In Rocky linux image /etc/localtime is created with invalid SELinux type

[wietmann]

On Rocky linux /etc/localtime symlink is created by common script https://github.com/lavabit/robox/blob/master/scripts/common/localtime.sh with SELinux type etc_t. However, the correct type is locale_t. This causes timedatectl to fail when changing timezone:

[root@docker0 ~]# ls -Z /etc/localtime 
unconfined_u:object_r:etc_t:s0 /etc/localtime

[root@docker0 ~]# timedatectl set-timezone Europe/Moscow 
Failed to set time zone: Failed to update /etc/localtime

[root@docker0 ~]# audit2why < /var/log/audit/audit.log 
type=AVC msg=audit(1645011338.373:679): avc:  denied  { unlink } for  pid=4348 comm="timedatex" name="localtime" dev="dm-0" ino=67117496 scontext=system_u:system_r:timedatex_t:s0 tcontext=unconfined_u:object_r:etc_t:s0 tclass=lnk_file permissive=0

        Was caused by:
                Missing type enforcement (TE) allow rule.

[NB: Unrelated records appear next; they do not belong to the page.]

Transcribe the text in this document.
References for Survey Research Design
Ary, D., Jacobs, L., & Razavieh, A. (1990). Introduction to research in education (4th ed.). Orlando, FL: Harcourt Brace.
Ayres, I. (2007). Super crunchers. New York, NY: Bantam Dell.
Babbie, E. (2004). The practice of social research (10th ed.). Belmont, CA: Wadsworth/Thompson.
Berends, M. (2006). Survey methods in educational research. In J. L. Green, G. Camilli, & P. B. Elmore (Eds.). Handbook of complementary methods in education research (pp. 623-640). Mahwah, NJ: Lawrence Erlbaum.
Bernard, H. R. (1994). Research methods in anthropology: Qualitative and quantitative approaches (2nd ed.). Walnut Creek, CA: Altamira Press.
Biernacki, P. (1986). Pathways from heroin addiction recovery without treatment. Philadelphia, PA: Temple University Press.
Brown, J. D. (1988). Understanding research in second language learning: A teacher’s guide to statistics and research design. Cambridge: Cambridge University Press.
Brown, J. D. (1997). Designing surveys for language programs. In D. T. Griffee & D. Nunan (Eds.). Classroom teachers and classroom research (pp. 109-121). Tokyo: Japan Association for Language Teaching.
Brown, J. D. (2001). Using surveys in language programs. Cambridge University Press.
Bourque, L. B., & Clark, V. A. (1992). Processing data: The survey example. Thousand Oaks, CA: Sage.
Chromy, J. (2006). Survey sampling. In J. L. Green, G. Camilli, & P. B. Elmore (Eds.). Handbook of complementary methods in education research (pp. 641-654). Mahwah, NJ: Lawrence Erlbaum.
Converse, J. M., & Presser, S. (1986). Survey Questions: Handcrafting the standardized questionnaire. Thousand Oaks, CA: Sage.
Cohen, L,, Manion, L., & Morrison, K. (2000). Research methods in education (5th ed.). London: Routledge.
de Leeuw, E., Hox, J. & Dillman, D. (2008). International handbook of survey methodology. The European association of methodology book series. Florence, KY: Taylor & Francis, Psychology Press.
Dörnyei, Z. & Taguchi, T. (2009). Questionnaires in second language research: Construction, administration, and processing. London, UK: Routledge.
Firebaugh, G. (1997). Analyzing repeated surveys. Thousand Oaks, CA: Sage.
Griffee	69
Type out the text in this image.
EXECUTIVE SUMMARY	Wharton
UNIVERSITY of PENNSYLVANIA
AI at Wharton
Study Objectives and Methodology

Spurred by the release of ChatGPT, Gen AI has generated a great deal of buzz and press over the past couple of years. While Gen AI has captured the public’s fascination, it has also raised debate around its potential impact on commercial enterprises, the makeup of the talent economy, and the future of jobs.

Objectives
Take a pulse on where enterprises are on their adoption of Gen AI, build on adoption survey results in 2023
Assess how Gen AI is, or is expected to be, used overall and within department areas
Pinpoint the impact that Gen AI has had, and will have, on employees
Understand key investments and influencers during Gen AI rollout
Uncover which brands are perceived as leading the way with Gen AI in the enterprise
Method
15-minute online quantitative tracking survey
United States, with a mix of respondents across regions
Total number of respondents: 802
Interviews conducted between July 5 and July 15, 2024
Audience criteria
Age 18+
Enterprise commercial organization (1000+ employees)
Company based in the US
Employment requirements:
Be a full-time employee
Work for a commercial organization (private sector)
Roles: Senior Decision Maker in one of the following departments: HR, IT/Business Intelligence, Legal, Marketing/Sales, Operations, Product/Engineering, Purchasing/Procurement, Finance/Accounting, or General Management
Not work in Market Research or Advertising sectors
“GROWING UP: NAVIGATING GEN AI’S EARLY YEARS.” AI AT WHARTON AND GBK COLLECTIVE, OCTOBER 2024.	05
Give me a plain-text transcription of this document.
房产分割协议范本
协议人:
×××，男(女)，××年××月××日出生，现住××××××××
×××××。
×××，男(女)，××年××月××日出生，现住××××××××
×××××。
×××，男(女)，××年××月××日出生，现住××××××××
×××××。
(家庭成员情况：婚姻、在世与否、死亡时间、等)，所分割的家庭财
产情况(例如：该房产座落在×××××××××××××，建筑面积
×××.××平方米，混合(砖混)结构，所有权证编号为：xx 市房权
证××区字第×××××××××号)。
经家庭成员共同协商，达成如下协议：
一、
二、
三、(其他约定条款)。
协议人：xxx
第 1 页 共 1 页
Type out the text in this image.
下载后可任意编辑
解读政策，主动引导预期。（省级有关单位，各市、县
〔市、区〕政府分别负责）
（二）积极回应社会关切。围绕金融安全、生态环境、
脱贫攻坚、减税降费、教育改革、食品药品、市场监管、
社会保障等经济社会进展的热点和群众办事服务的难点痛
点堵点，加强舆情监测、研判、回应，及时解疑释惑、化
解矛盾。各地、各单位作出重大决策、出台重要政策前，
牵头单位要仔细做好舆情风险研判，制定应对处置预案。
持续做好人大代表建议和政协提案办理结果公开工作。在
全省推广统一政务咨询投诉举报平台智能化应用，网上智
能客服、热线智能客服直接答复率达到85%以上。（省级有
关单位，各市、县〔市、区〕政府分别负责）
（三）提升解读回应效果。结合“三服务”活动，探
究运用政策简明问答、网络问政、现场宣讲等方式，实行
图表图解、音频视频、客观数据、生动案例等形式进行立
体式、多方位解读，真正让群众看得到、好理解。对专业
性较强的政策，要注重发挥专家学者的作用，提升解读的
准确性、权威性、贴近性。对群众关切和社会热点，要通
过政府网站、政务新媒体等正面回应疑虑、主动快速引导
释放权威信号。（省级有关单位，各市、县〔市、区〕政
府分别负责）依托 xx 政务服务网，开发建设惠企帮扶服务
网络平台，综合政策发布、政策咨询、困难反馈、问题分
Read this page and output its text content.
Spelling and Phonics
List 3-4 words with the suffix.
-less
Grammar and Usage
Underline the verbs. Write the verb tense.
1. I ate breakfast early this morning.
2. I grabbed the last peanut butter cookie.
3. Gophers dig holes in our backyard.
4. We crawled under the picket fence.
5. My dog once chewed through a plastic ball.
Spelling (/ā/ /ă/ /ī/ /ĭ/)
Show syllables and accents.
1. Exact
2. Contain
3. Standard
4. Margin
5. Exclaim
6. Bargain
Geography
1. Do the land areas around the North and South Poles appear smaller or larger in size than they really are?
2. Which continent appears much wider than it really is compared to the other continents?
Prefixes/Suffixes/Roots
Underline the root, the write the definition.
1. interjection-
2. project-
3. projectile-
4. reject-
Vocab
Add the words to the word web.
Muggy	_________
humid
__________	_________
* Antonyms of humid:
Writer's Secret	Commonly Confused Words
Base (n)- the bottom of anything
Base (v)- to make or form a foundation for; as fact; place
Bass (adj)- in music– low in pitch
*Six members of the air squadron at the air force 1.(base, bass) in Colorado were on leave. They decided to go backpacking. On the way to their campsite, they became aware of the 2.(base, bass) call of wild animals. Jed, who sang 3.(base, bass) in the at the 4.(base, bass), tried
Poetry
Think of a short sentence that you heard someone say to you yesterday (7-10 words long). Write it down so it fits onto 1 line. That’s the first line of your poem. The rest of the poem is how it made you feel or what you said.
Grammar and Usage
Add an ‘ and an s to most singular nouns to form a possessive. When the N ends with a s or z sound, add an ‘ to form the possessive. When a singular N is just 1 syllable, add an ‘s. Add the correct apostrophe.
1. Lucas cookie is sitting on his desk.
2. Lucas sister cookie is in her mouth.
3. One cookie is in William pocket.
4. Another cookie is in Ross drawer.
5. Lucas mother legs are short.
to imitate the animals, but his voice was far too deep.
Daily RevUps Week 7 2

                You can use audit2allow to generate a loadable module to allow this access.

Possibly, there should be additional step to restore default security context on SELinux-enabled distros.

[ladar]

@wietmann the restorecon command will reset the SELinux context on a file or dir. Unfortunately we appear to be using a "common" config module for every distro. So we either need to make that script smarter (like using timedatectl if avail, and/or detect if SELinux is enabled and use chcon. But that would mean adding a context string, which might be different across distros. And not all distros come with restorecon by default.

Creating distro specific localtime.sh is another option but also a pain. I'll add it to the list, but you if your good at bash scripting your welcome to submit a PR with the changes.